From their hometown of Upper Arlington, Ohio, a Columbus suburb, Muttaiya Sundaralingam and his wife, Indirani, left several weeks ago to vacation in Sri Lanka with their daughter, son-in-law and grandchildren.
The younger couple and their children weren't injured because they were visiting Colombo, on the western coast of the island nation, when the giant waves hit the eastern coast, said Ranjan Manoranjan, president of central Ohio's Sri Lankan Tamil Association.
A respected scientist and scholar who retired from Ohio State in 2001, Muttaiya Sundaralingam, 73, was known for his work in determining the structure of nucleic acids and proteins, an area called X-ray crystallography.
Indirani Sundaralingam, 63, was "a great mom, wife and grandmother," said her son, Mohan Sundaralingam, of Upper Arlington.
A Chicago woman was also among the dead. The body of Tamara Mendis, 55, was recovered in western Sri Lanka, where she had been traveling by train with her daughter when a 30-foot wave crashed over the tracks. Mendis' daughter survived but could not pull her mother to safety, family members said.
Some American survivors narrowed escaped the deadly waves.

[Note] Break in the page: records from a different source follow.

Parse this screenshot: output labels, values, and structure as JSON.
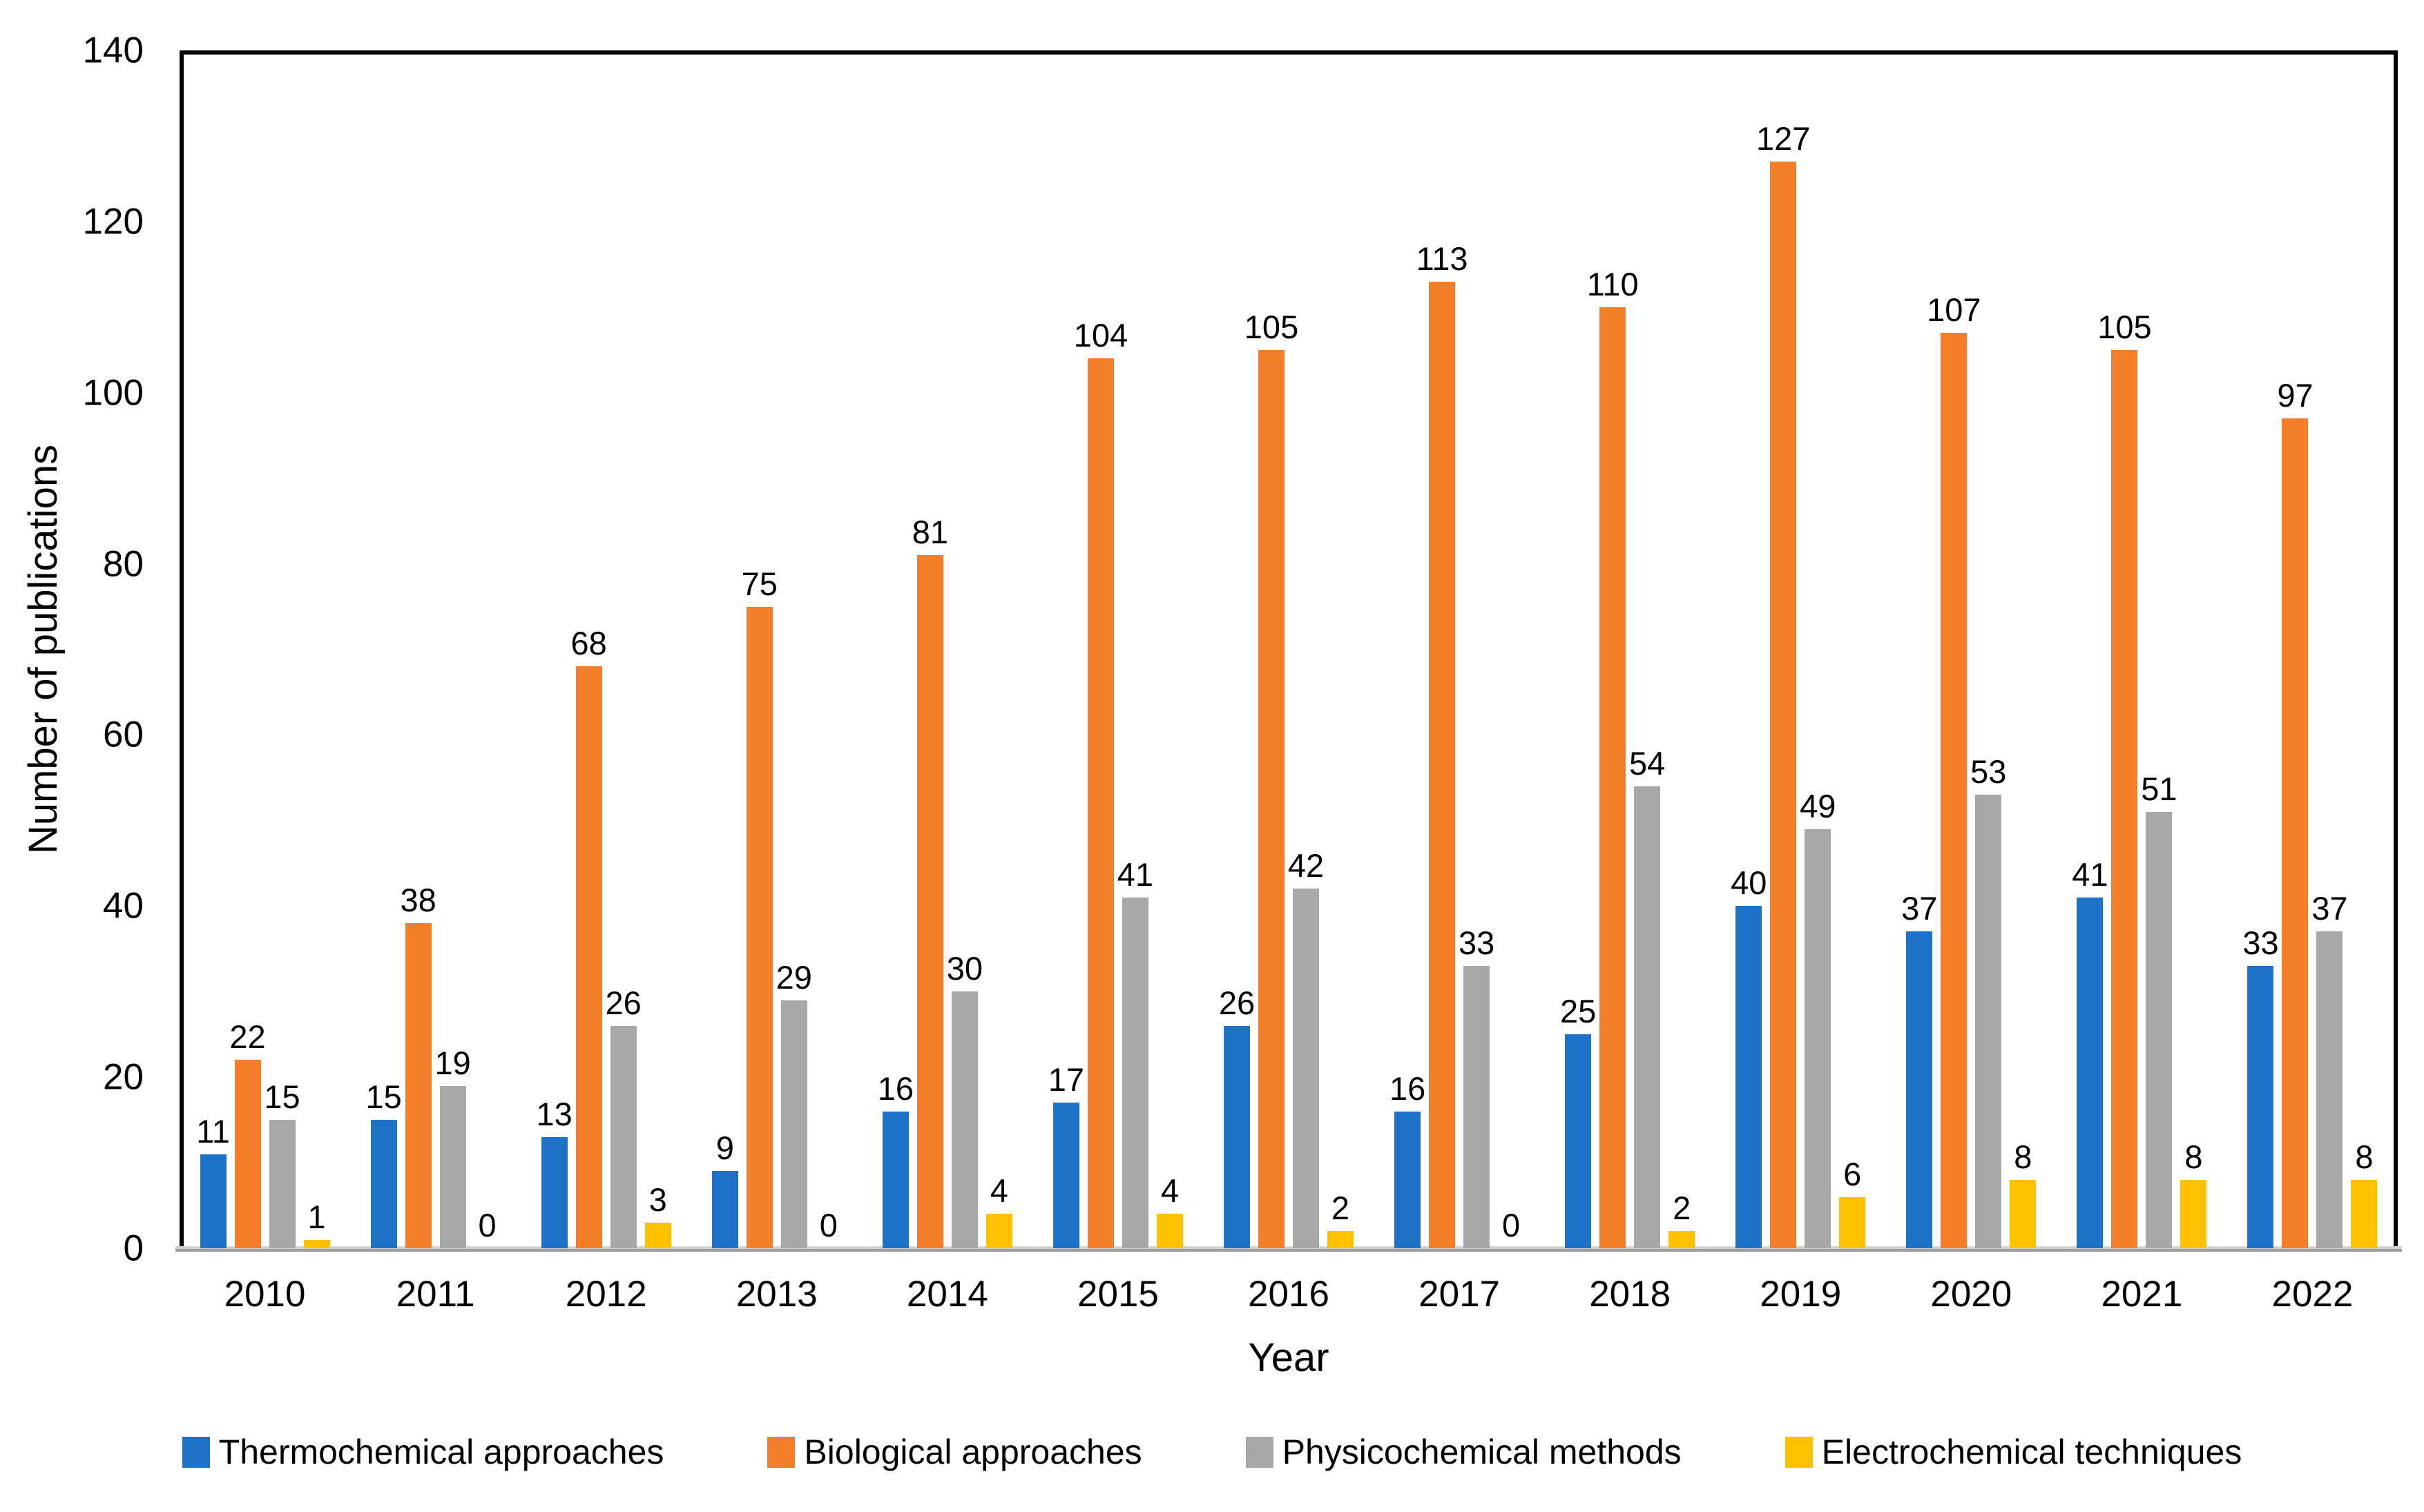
{
  "chart_data": {
    "type": "bar",
    "title": "",
    "xlabel": "Year",
    "ylabel": "Number of publications",
    "ylim": [
      0,
      140
    ],
    "yticks": [
      0,
      20,
      40,
      60,
      80,
      100,
      120,
      140
    ],
    "grid": false,
    "legend_position": "bottom",
    "bar_labels_shown": true,
    "axis_border_color": "#000000",
    "baseline_color": "#a6a6a6",
    "categories": [
      "2010",
      "2011",
      "2012",
      "2013",
      "2014",
      "2015",
      "2016",
      "2017",
      "2018",
      "2019",
      "2020",
      "2021",
      "2022"
    ],
    "series": [
      {
        "name": "Thermochemical approaches",
        "color": "#1e73c8",
        "values": [
          11,
          15,
          13,
          9,
          16,
          17,
          26,
          16,
          25,
          40,
          37,
          41,
          33
        ]
      },
      {
        "name": "Biological approaches",
        "color": "#f57e2a",
        "values": [
          22,
          38,
          68,
          75,
          81,
          104,
          105,
          113,
          110,
          127,
          107,
          105,
          97
        ]
      },
      {
        "name": "Physicochemical methods",
        "color": "#a8a8a8",
        "values": [
          15,
          19,
          26,
          29,
          30,
          41,
          42,
          33,
          54,
          49,
          53,
          51,
          37
        ]
      },
      {
        "name": "Electrochemical techniques",
        "color": "#ffc000",
        "values": [
          1,
          0,
          3,
          0,
          4,
          4,
          2,
          0,
          2,
          6,
          8,
          8,
          8
        ]
      }
    ]
  }
}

Dipak Jain, dean at Northwestern University's business school, saw the wall of water barreling toward his hotel on the island of Phuket. The massive wave hit a large lagoon just in front of the building, missing it.
"When the wave started pouring into the lagoon, it reminded me of Niagara Falls," Jain said Monday by telephone from outside Bangkok. He was visiting Thailand to teach at one of Northwestern's partner schools.
"We are very fortunate," Jain said. "When you see things like that, you get a very different perspective on life; you see how short life can be."
Other families anxiously awaited word on missing relatives.
The family of Ben Abels has been searching for the 33-year-old real estate agent after water inundated his vacation bungalow in Thailand on the island of Phi Phi.
A friend of Abels escaped the house with a severed hand and a crushed leg and was recovering at a hospital. But information on Abels has been scarce.
"We know the island. We know the resort he was staying at. We know the bungalow number, and yet there seems to be no way to get any information from the island," said Abels' father, Bob Abels.
The family hopes he is at a hospital and doesn't have identification or has been unable to contact them.
"For all we know, he could be helping other people on the beach right now," Bob Abels said. "He would do that if he could, and we hope he's able to do that."